The Me110 was A2+GL from 6./ZG2. Oberleutnant Ernst Hollekamp was killed when he fell with an unopened parachute on the roof of Hillbrow School in Eastbourne. His body had to be removed by the fire brigade.

The other crew member, Feldwebel Richard Schurk, did bail out but landed in the sea and drowned. His body was washed ashore at Eastbourne on 4th September 1940.

The aircraft crashed seconds later in the grounds of Aldro School in Eastbourne.

Salmon made his final flight with No. 1 on 1st October 1940 before joining 229 Squadron at Northolt on the 3rd, he made his first sortie with it on 5th October.

The following period is currently undocumented until 18th November 1941 when he was 'to be dismissed the Service by sentence of General Court Martial'.

It is now known that this was for siphoning off service petrol for his car, now a Morris coupe, the Lagonda presumably having been abandoned in France.

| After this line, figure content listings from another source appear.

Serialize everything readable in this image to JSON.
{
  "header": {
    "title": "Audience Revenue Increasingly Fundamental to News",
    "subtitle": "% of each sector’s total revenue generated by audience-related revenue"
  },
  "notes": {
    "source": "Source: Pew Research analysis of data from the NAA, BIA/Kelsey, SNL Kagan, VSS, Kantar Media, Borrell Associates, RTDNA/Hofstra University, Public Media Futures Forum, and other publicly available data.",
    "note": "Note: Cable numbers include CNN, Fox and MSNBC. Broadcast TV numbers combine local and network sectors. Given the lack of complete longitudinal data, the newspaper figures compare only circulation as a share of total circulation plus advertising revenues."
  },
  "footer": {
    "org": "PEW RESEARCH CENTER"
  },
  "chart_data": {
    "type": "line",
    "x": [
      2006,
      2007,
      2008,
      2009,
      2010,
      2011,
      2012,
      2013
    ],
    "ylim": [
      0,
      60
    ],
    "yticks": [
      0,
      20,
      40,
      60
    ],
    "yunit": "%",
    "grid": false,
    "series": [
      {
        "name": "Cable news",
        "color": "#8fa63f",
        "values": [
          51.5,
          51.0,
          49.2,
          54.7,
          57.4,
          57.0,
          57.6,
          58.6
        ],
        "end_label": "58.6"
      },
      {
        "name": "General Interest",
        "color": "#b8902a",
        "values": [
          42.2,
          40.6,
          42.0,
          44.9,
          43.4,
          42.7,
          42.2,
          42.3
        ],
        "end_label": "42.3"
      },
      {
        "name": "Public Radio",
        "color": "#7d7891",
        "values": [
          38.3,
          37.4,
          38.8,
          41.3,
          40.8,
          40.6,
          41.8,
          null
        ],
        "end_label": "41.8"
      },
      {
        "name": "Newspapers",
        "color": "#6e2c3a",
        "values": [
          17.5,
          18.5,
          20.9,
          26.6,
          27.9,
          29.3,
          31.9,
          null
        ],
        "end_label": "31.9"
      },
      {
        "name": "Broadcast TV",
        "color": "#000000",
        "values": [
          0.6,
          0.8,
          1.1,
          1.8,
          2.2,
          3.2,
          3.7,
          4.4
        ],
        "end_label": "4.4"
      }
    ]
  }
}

Why the RAF would lose an experienced pilot for such a trivial offence is hard to understand but similar cases have been recorded.


Above: Salmon with his wife Cecilia Joan (nee Tremaine), they married in late 1940 in Chelsea..


September 2022 - Terry Mace of the website 'Ferry Pilots of the ATA' kindly provided new material:

Salmon joined the Air Transport Auxiliary on 27th January 1942 and served until 28th February 1943, latterly as an instructor. His record and ID photo are below.



The rapidly growing output of the American aircraft factories required the formation of an organisation to get them to the UK and Ferry Command (later Transport Command) was formed in 1941 with a mix of civilian and military staff. Salmon joined them in late 1943, with the rank of Captain. It is not known how many trips he made before his last one.

On 6th December 1943 he took off from Dorval, Montreal in Mitchell FW159, bound for Reykjavik, Iceland. After staging through Goose Bay, Labrador the aircraft disappeared and a search failed to reveal any trace of the aircraft or crew.

Salmon was 34 years old. He is remembered on the Ottawa Memorial, Panel 3, Column 2.

Also lost were PO WF Forster RCAF, PO DR Darling RAF and F/O EA Richardson RAAF.




(Above images courtesy of Fred Carpenter RCAF (Retired))



His daughter, born in November 1942, took the surname of her mother's second husband and as Joanna Pettet went on to have a distinguished acting career in film and television in the USA.


Harold Dyster Salmon died in 1963, Laura Stevenson in 1965.

Additional research courtesy of Joanna Pettet.